Wo liegt aber dann der eigentliche Kern der Problematik, wenn etwa in manchen Städten sogenannte No-go-Areas ohne öffentliche Sicherheit entstehen?

Wir müssen verstärkt über Kriminalität und deren Ursachen sprechen. Kriminelle Handlungen werden so gut wie immer von Männern ausgeübt, vor allem von jungen Männern. In manchen Kreisen herrscht ein Kult der Männlichkeit, der ausgesprochen anachronistisch und gefährlich ist. Nämlich die Ansicht, dass Gewalt ein rechtmäßiger Ausdruck von Frust und Protest sei. Da muss deutlich die Grenze aufgezeigt werden. Einerseits durch die Ermittlung und Verurteilung von Straftätern, andererseits müssen die Ursachen der Gewaltbereitschaft beseitigt werden, etwa mithilfe von Sozial- und Bildungsarbeit. Die Augen weiter zu verschließen, bringt nichts.

Laut Statistischem Bundesamt hatte 2021 jede vierte Person in der Bundesrepublik einen Migrationshintergrund, in Gesellschaft und Politik scheint diese Tatsache aber weniger gegenwärtig zu sein. Ist Deutschland seit langer Zeit ein Einwanderungsland, das gar eigentlich keines sein will?

Diese Tatsache ist politisch tatsächlich lange Zeit geleugnet worden, das war ein großer Fehler. Es gab seitens der Politik kein Bemühen, dieser Einwanderung Akzeptanz und Anerkennung zu verschaffen. Dass Migration eine Herausforderung ist und auch Probleme mit sich bringen kann, ist zudem eine Binsenweisheit. Diese Ignoranz sorgt nun etwa dafür, dass in Deutschland eine große Anzahl von gut integrierten Menschen mit Migrationshintergrund lebt, die sich nicht anerkannt und repräsentiert fühlen. Und von Debatten, wie sie gerade angesichts der Silvesterkrawalle stattfinden, sehr verunsichert ist.

Kommen wir einmal auf die Gruppen von Menschen zu sprechen, die seit der Gründung der Bundesrepublik einwanderten. Zunächst waren es vor dem Hintergrund des Kalten Krieges vor allem Flüchtende aus der DDR.

Richtig. Von 1949 bis 1961 verließen fast drei Millionen Menschen die Deutsche Demokratische Republik – und gingen in den Westen. Vor dem Hintergrund des sogenannten Wirtschaftswunders in der jungen Bundesrepublik ist das sehr wichtig, denn diese Leute waren in der Regel jung und qualifiziert, deswegen auch in der stark expandierenden Wirtschaft sehr begehrt.

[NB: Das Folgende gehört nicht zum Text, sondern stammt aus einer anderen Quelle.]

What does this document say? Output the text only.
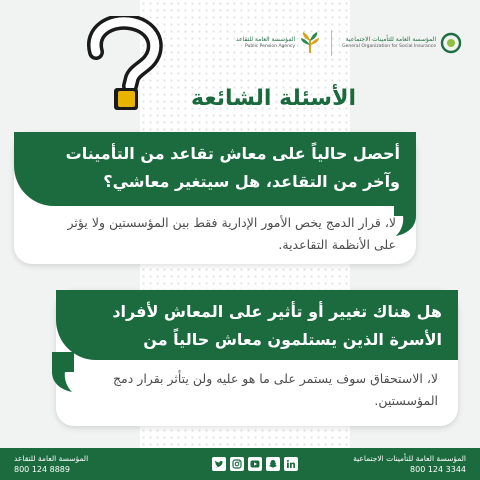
المؤسسة العامة للتقاعد
Public Pension Agency
المؤسسة العامة للتأمينات الاجتماعية
General Organization for Social Insurance
الأسئلة الشائعة
أحصل حالياً على معاش تقاعد من التأمينات وآخر من التقاعد، هل سيتغير معاشي؟
لا، قرار الدمج يخص الأمور الإدارية فقط بين المؤسستين ولا يؤثر على الأنظمة التقاعدية.
هل هناك تغيير أو تأثير على المعاش لأفراد الأسرة الذين يستلمون معاش حالياً من الجهتين؟
لا، الاستحقاق سوف يستمر على ما هو عليه ولن يتأثر بقرار دمج المؤسستين.
المؤسسة العامة للتقاعد
800 124 8889
المؤسسة العامة للتأمينات الاجتماعية
800 124 3344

1961 verhinderte dann allerdings der Mauerbau durch die SED den Fortgang von DDR-Bürgern in den Westen.

Die westdeutsche Wirtschaft florierte allerdings weiter. Schon 1955 hatte die Bundesregierung ein Abkommen zur Anwerbung von Arbeitskräften mit Italien abgeschlossen, diese Praxis wurde dann in den Sechzigerjahren weiter forciert. Vor allem aus der Türkei kamen später viele sogenannte Gastarbeiter nach Westdeutschland, wobei dieser Begriff irreführend ist. Genau wie die Anwerbeabkommen immer wieder als spezifische deutsche Einrichtung angesehen werden. Tatsächlich schloss 1919 Frankreich die ersten Anwerbeabkommen mit anderen Staaten ab, das war seither eine keineswegs unübliche Praxis in Europa.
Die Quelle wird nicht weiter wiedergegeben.